Encyclopaedia Britannica 11th Edition

BROWN, JACOB

(1775-1828), American soldier, was born of Quaker ancestry, in Bucks county, Pennsylvania, on the 9th of May 1775. From 1796 to 1798 he was engaged in surveying public lands in Ohio; in 1798 he settled in New York City, and during the period (1798-1800) when war with France seemed imminent he acted as military secretary to Alexander Hamilton, then inspector-general of the United States army. Subsequently he purchased a large tract of land in Jefferson county, New York, where he founded the town of Brownville. There he served as county judge, and attained the rank (1810) of brigadier-general in the state militia. On the outbreak of the second war with Great Britain (1812) he was placed in command of the New York state frontier from Oswego to Lake St Francis (near Cornwall, Ontario) and repelled the British attacks on Ogdensburg (October 4, 1812) and Sackett's Harbor (May 29, 1813). In July 1813 he was commissioned brigadier-general in the regular army, and in January 1814 he was promoted major-general and succeeded General James Wilkinson in command of the forces at Niagara.
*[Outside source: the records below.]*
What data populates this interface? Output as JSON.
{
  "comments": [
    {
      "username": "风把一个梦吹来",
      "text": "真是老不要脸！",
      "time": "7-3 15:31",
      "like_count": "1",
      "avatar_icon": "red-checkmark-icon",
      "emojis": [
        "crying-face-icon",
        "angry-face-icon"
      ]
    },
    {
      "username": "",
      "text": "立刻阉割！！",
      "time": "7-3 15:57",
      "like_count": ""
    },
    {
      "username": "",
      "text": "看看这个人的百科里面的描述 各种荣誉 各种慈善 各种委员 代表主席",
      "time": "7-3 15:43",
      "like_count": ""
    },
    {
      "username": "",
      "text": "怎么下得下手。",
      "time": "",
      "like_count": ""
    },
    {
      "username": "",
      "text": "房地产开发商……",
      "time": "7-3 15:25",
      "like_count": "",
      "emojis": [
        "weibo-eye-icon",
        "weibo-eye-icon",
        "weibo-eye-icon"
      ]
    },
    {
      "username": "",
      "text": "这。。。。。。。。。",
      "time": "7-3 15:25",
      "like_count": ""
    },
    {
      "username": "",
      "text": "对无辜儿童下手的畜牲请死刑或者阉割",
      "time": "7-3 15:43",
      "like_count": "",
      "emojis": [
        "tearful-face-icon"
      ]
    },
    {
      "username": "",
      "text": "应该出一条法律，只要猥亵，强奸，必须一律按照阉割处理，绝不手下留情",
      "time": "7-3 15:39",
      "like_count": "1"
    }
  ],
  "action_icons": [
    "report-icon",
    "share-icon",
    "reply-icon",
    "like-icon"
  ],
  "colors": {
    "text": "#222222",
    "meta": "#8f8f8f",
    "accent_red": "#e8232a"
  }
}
Early in the summer of 1814 he undertook offensive operations, and his forces occupied Fort Erie, and, on the 5th of July, at Chippawa, Ontario, defeated the British under General Phineas Riall (c. 1769-1851). On the 25th of July, with General Winfield Scott, he fought a hotly contested, but indecisive, battle with the British under General Gordon Drummond (1771-1854) at Lundy's Lane, where he was twice wounded. After the war he remained in the army, of which he was the commanding general from March 1821 until his death at Washington, D.C., on the 24th of February 1828.